Slovenia is the only EU member state where beekeeping (čebelarstvo) is recognised as part of UNESCO's intangible cultural heritage, and a country where the Carniolan honey bee (Apis mellifera carnica) is a national symbol with its own holiday — World Bee Day on 20 May, an initiative proposed by Slovenia and adopted by the United Nations in 2017. Walk through a Ljubljana suburb on a summer evening and you will pass apiaries on apartment-block roofs alongside QR-coded "bee paths" connecting urban hives — a charmingly low-tech smart-city node where biodiversity, education and digital wayfinding meet.

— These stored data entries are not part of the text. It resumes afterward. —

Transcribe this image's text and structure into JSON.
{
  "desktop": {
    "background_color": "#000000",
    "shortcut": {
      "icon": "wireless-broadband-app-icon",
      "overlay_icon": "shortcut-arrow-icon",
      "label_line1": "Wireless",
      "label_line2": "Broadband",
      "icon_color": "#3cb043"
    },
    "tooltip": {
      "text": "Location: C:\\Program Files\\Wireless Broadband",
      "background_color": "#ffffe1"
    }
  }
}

Then, on a Sunday, the country walks. From the karst caves to Lake Bled, from Triglav National Park to the wooded shores of Lake Bohinj, the sprehod — a leisurely outdoor stroll, ideally ending with a slice of poppy-seed potica and a glass of Cviček — is the rhythm into which any digital intervention has to fit. Slovenian urban innovators talk a lot about technology, but they walk a lot in nature, and they tend to design systems that respect that balance. If a smart city should make space for the people who live in it, then Slovenia, on a quiet weekend morning, looks like an early proof of concept.